19 Agosto 2024, Segunda-feira

O Parque Natural da Arrábida (PNA), com a sua relevância geológica e paisagista, flora e fauna ímpar, além de testemunhos materiais de ordem cultural e histórica é, provavelmente, a jóia da coroa dos parques naturais em Portugal. A implementação de um parque natural que atravessa 3 municípios densamente povoados (Setúbal, Palmela e Sesimbra) com terrenos maioritariamente privados e com uma indústria intensiva de extracção de inertes (pedreiras e cimenteira) dentro dos seus limites, foram desde sempre grandes obstáculos ao seu sucesso. Apesar destes desafios, o PNA foi gerindo, desde a sua fundação em 1976, o propósito de conservação da natureza sempre com enormes pressões, sobretudo da construção ilegal (basta lembrar o que era o Portinho da Arrábida nos anos 80 antes da intervenção do Eng.º Carlos Pimenta), mas também da actividade das pedreiras, turismo, etc.

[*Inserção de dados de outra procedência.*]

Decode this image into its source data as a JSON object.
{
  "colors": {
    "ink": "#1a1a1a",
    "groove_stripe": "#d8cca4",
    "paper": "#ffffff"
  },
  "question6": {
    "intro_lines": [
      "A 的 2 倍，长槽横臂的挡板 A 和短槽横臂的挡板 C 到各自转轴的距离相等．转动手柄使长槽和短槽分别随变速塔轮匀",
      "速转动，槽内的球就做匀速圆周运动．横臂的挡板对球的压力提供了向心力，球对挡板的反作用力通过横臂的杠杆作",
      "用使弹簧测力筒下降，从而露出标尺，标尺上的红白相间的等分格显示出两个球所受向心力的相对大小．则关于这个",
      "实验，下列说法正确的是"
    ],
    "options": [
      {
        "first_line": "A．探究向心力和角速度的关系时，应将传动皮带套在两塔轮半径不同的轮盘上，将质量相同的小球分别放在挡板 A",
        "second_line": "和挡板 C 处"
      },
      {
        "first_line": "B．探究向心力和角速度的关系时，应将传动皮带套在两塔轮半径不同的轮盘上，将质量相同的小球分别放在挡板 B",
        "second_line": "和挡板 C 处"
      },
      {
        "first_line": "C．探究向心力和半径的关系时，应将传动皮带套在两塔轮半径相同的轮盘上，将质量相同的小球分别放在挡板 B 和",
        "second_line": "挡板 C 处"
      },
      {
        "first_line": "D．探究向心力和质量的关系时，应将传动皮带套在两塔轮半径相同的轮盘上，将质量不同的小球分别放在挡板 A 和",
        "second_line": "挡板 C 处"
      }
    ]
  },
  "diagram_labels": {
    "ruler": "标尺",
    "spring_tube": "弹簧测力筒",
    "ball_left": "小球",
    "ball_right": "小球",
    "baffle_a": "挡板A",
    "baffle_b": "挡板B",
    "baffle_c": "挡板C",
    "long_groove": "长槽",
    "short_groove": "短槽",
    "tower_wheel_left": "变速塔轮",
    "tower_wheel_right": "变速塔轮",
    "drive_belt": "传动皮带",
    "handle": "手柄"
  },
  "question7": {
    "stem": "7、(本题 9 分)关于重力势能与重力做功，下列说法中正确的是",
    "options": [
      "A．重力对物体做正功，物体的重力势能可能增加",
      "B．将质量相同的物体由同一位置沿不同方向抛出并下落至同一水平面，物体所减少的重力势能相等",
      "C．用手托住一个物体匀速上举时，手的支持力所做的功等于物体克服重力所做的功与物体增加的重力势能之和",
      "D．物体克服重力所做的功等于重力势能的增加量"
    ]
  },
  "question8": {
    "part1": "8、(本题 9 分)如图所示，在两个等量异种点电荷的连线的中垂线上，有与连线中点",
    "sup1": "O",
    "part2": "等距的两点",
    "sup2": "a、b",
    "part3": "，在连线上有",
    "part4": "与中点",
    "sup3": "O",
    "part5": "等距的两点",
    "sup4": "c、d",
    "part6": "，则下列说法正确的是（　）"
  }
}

Para tentar ultrapassar estas enormes dificuldades, em 2005, após uma acesa discussão pública acompanhada de grande contestação, foi aprovado na Assembleia da República o Plano de Ordenamento do Parque Natural da Arrábida (POPNA) com o aval dos 3 municípios da região, do Instituto de Conservação da Natureza e Florestas (ICNF) e da Agência Portuguesa do Ambiente. Contudo, o POPNA foi desde sempre desadequado face à realidade, e pouco efeito que teve nos seus propósitos, pelo que urge ser revisto para finalmente ordenar e recuperar sustentavelmente o Parque, os seus recursos e actividades nele realizadas. Apesar disto, sem pouco ou nada acautelar, as câmaras municipais de Setúbal, Palmela e Sesimbra, através da Associação de Municípios da Região de Setúbal (AMRS) com apoio do ICNF, submeteram em 2014 uma candidatura da Arrábida a Património da Humanidade que viria a ser chumbada pela UNESCO, entre outros motivos, devido “à difícil articulação entre as entidades que gerem o Parque e as várias pressões da construção, turismo, e existência de pedreiras dentro do mesmo”.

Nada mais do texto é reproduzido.